I am interested in the systemic effects of cancer and disease, and to what degree disease is a perturbation of biology. The best way to really summarise the key strands in my lab at the moment is through paraneoplasia. We are looking at processes that are driven in the context of cancer through specific molecular interactions and cachexia, to my mind, is a paraneoplastic syndrome. It is essentially an adaptive process that is not sustainable, it is a biological process, not a pathobiological process. The pathobiology arises because the underlying cause is non abrogated. So, in the short term, all these hard-wired pathways make sense, but in the long term, the organism cannot support them, and so the syndrome of cachexia arises. 

We set out to trace the change in behaviour that afflicts cachexia patients, particularly their lack of impulse or volition to do the things that they would normally do, including eating. And that is noticed by the patients but also by their relatives, and is actually a significant stressor to those relationships, because relatives try to motivate them to eat their favourite food or do things that they would normally enjoy, and they seemingly don't want to do it as much as they used to and sometimes not at all. We sought to determine what might be going on there in collaboration with neuroscientists, because we suspected that was a problem encoded by the brain. 

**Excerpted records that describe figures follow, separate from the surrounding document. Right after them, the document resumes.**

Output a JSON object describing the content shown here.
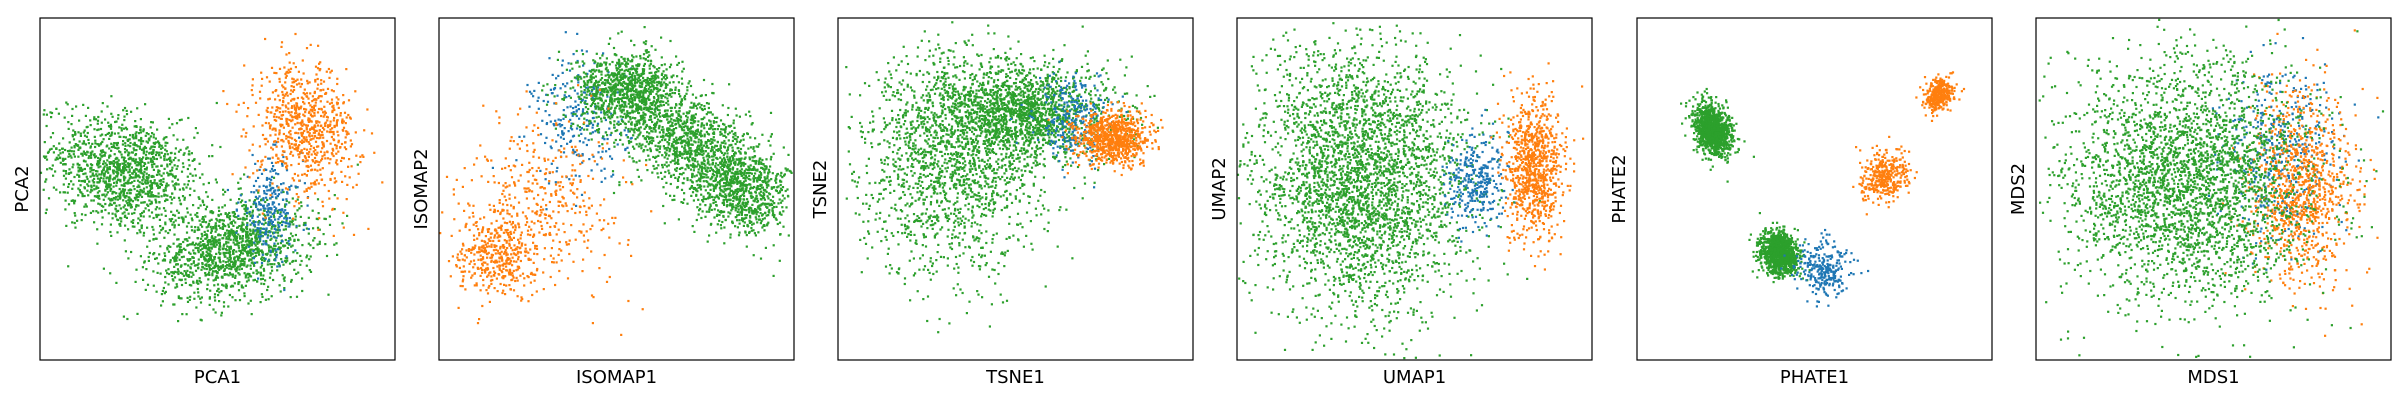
{
  "chart_data": [
    {
      "type": "scatter",
      "xlabel": "PCA1",
      "ylabel": "PCA2",
      "grid": false,
      "ticks": false,
      "legend": "none",
      "xlim": [
        -4,
        4
      ],
      "ylim": [
        -4,
        4
      ],
      "series": [
        {
          "color": "#2ca02c",
          "n": 2600,
          "clusters": [
            [
              -2.1,
              0.4,
              0.85,
              0.65,
              -0.35
            ],
            [
              0.3,
              -1.4,
              0.9,
              0.55,
              0.25
            ]
          ]
        },
        {
          "color": "#1f77b4",
          "n": 260,
          "clusters": [
            [
              1.2,
              -0.5,
              0.35,
              0.6,
              0
            ]
          ]
        },
        {
          "color": "#ff7f0e",
          "n": 750,
          "clusters": [
            [
              2.0,
              1.4,
              0.55,
              0.75,
              0.2
            ]
          ]
        }
      ]
    },
    {
      "type": "scatter",
      "xlabel": "ISOMAP1",
      "ylabel": "ISOMAP2",
      "grid": false,
      "ticks": false,
      "legend": "none",
      "xlim": [
        -4,
        4
      ],
      "ylim": [
        -4,
        4
      ],
      "series": [
        {
          "color": "#1f77b4",
          "n": 260,
          "clusters": [
            [
              -0.8,
              1.6,
              0.55,
              0.75,
              0
            ]
          ]
        },
        {
          "color": "#2ca02c",
          "n": 2800,
          "clusters": [
            [
              0.2,
              2.3,
              0.6,
              0.45,
              0
            ],
            [
              1.5,
              1.2,
              0.8,
              0.55,
              -0.6
            ],
            [
              2.8,
              0.0,
              0.6,
              0.5,
              -0.5
            ]
          ]
        },
        {
          "color": "#ff7f0e",
          "n": 800,
          "clusters": [
            [
              -2.7,
              -1.5,
              0.45,
              0.5,
              0
            ],
            [
              -1.6,
              -0.3,
              0.9,
              1.0,
              0
            ]
          ]
        }
      ]
    },
    {
      "type": "scatter",
      "xlabel": "TSNE1",
      "ylabel": "TSNE2",
      "grid": false,
      "ticks": false,
      "legend": "none",
      "xlim": [
        -4,
        4
      ],
      "ylim": [
        -4,
        4
      ],
      "series": [
        {
          "color": "#2ca02c",
          "n": 3200,
          "clusters": [
            [
              -1.4,
              0.6,
              1.05,
              1.3,
              0
            ],
            [
              0.2,
              1.8,
              1.0,
              0.55,
              0
            ]
          ]
        },
        {
          "color": "#1f77b4",
          "n": 260,
          "clusters": [
            [
              1.3,
              1.6,
              0.4,
              0.5,
              0
            ]
          ]
        },
        {
          "color": "#ff7f0e",
          "n": 850,
          "clusters": [
            [
              2.2,
              1.2,
              0.4,
              0.3,
              0
            ]
          ]
        }
      ]
    },
    {
      "type": "scatter",
      "xlabel": "UMAP1",
      "ylabel": "UMAP2",
      "grid": false,
      "ticks": false,
      "legend": "none",
      "xlim": [
        -4,
        4
      ],
      "ylim": [
        -4,
        4
      ],
      "series": [
        {
          "color": "#2ca02c",
          "n": 3200,
          "clusters": [
            [
              -1.2,
              0.2,
              1.2,
              1.55,
              0
            ]
          ]
        },
        {
          "color": "#1f77b4",
          "n": 300,
          "clusters": [
            [
              1.4,
              0.2,
              0.35,
              0.55,
              0
            ]
          ]
        },
        {
          "color": "#ff7f0e",
          "n": 900,
          "clusters": [
            [
              2.7,
              0.5,
              0.32,
              0.8,
              0
            ]
          ]
        }
      ]
    },
    {
      "type": "scatter",
      "xlabel": "PHATE1",
      "ylabel": "PHATE2",
      "grid": false,
      "ticks": false,
      "legend": "none",
      "xlim": [
        -4,
        4
      ],
      "ylim": [
        -4,
        4
      ],
      "series": [
        {
          "color": "#2ca02c",
          "n": 2400,
          "clusters": [
            [
              -2.3,
              1.4,
              0.3,
              0.2,
              -1.2
            ],
            [
              -0.8,
              -1.5,
              0.25,
              0.2,
              -1.2
            ]
          ]
        },
        {
          "color": "#1f77b4",
          "n": 280,
          "clusters": [
            [
              0.2,
              -1.9,
              0.3,
              0.35,
              0.7
            ]
          ]
        },
        {
          "color": "#ff7f0e",
          "n": 700,
          "clusters": [
            [
              1.6,
              0.3,
              0.3,
              0.25,
              0.95
            ],
            [
              2.8,
              2.2,
              0.2,
              0.15,
              1.05
            ]
          ]
        }
      ]
    },
    {
      "type": "scatter",
      "xlabel": "MDS1",
      "ylabel": "MDS2",
      "grid": false,
      "ticks": false,
      "legend": "none",
      "xlim": [
        -4,
        4
      ],
      "ylim": [
        -4,
        4
      ],
      "series": [
        {
          "color": "#1f77b4",
          "n": 450,
          "clusters": [
            [
              1.5,
              0.8,
              0.6,
              1.0,
              0
            ]
          ]
        },
        {
          "color": "#ff7f0e",
          "n": 950,
          "clusters": [
            [
              2.0,
              0.0,
              0.6,
              1.1,
              0
            ]
          ]
        },
        {
          "color": "#2ca02c",
          "n": 3000,
          "clusters": [
            [
              -0.6,
              0.2,
              1.35,
              1.4,
              0
            ]
          ]
        }
      ]
    }
  ]
}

We utilised a mouse model of cachexia and phenotyped the mice carefully in terms of their performance in effort biased foraging tasks, and we found an underperformance in the mice with cachexia. We traced the cause for this underperformance to reduced dopamine release in the nucleus accumbens, where volition and hedonic responses are encoded in dopamine. We then benefitted from the co-leadership of the work by the neuroscientists Marco Pignatelli (Washington University School of Medicine) and Adam Kepecs (Washington University School of Medicine), because that enabled a systematic tracing of the circuit of apathy in cachexia. 

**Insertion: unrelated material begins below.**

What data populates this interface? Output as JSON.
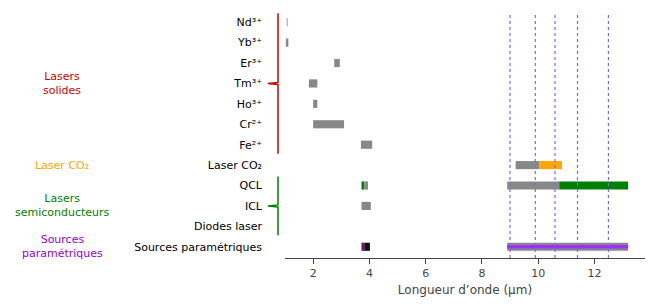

The key finding is that in our mouse model of cachexia, IL-6 is sensed in the area postrema which sits in the circulating blood outside the blood brain barrier and drives a neuronal circuit from there that projects forward into the nucleus accumbens via the parabrachial nucleus. Thereby peripheral inflammation and IL-6 elevation is converted into alterations of dopamine release in the nucleus accumbens. We went on to demonstrate that if we interrupt this signalling pathway by either removing the receptor in the area postrema or antagonizing the ligand for the IL-6 receptor, through neutralizing antibodies, we see a rescue of the apathy. We also showed that if we replace dopamine specifically in the nucleus accumbens where it is depleted that is sufficient to rescue the behaviour and the foraging. 

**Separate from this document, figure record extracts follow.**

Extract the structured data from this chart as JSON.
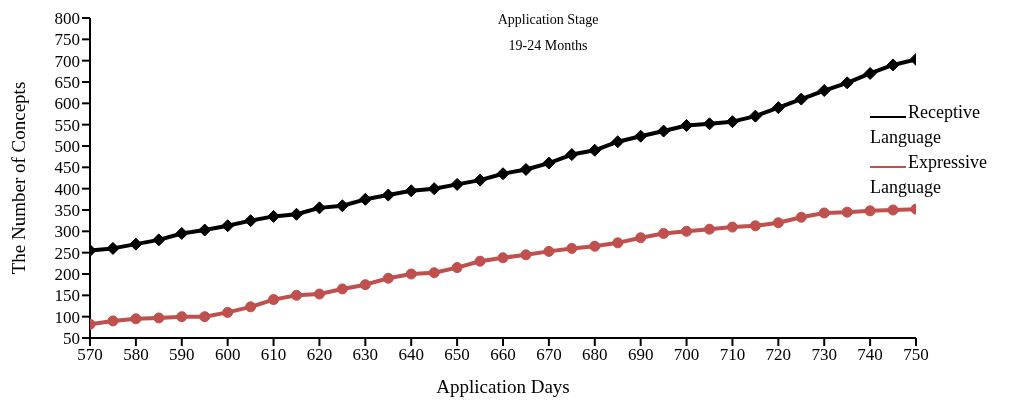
{
  "chart_data": {
    "type": "line",
    "title": "Application Stage",
    "subtitle": "19-24 Months",
    "xlabel": "Application Days",
    "ylabel": "The Number of Concepts",
    "x": [
      570,
      575,
      580,
      585,
      590,
      595,
      600,
      605,
      610,
      615,
      620,
      625,
      630,
      635,
      640,
      645,
      650,
      655,
      660,
      665,
      670,
      675,
      680,
      685,
      690,
      695,
      700,
      705,
      710,
      715,
      720,
      725,
      730,
      735,
      740,
      745,
      750
    ],
    "series": [
      {
        "name": "Receptive Language",
        "color": "#000000",
        "marker": "diamond",
        "values": [
          255,
          260,
          270,
          280,
          295,
          303,
          313,
          325,
          335,
          340,
          355,
          360,
          375,
          385,
          395,
          400,
          410,
          420,
          435,
          445,
          460,
          480,
          490,
          510,
          523,
          535,
          548,
          552,
          557,
          570,
          590,
          610,
          630,
          648,
          670,
          690,
          703
        ]
      },
      {
        "name": "Expressive Language",
        "color": "#c0504d",
        "marker": "circle",
        "values": [
          82,
          90,
          95,
          97,
          100,
          100,
          110,
          123,
          140,
          150,
          153,
          165,
          175,
          190,
          200,
          203,
          215,
          230,
          238,
          245,
          253,
          260,
          265,
          273,
          285,
          295,
          300,
          305,
          310,
          313,
          320,
          333,
          343,
          345,
          348,
          350,
          352
        ]
      }
    ],
    "xlim": [
      570,
      750
    ],
    "xticks": [
      570,
      580,
      590,
      600,
      610,
      620,
      630,
      640,
      650,
      660,
      670,
      680,
      690,
      700,
      710,
      720,
      730,
      740,
      750
    ],
    "ylim": [
      50,
      800
    ],
    "yticks": [
      50,
      100,
      150,
      200,
      250,
      300,
      350,
      400,
      450,
      500,
      550,
      600,
      650,
      700,
      750,
      800
    ],
    "grid": false,
    "legend": "right",
    "line_style": "solid"
  }
}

I think it is very important to demystify the condition. And to say to people who have it that it is not their fault, that it cannot readily be overcome by wanting yourself out of it. That may seem like a minor gain therapeutically speaking, but you can imagine that that immediately has a strong impact on a whole group of patients who know that something isn't right but don't quite know why. And it's also important to be able to inform their relatives, because it's very difficult to disentangle if somebody doesn't want to do something because their brain is differently wired, or because they just want to be difficult. And that will be an immediate repercussion, that we are beginning to understand this reduced impulse to do things that you would normally do, and maybe the reduced joy that you perceive from it. 

The overarching question is, does work like ours contribute to developing better therapeutic strategies? One of the ambitions that we have within the CANCAN team is to find out if, through being able to target aspects that affect the whole organism, we are able to open up opportunities to push back harder against the tumour. That's still to be determined, but what is emerging is that there are avenues to improve nutrient intake and ways to improve nutrient processing. And thus by improving the condition of the organism, you may improve the resilience against the anti-cancer treatment, or the efficacy of the anti-cancer treatment as a consequence, thereby interrupting the cycle where the non-abrogated cancer continuously drives the repercussion for the host. One of the biggest challenges that we have in cancer treatment, one could argue, is not to kill the tumour, it is rather not to kill the organism in the process of killing the tumour. That is the true challenge, and that's a different way of looking at the problem, and the CANCAN team’s work is aiding that awareness. You cannot treat a tumour in isolation.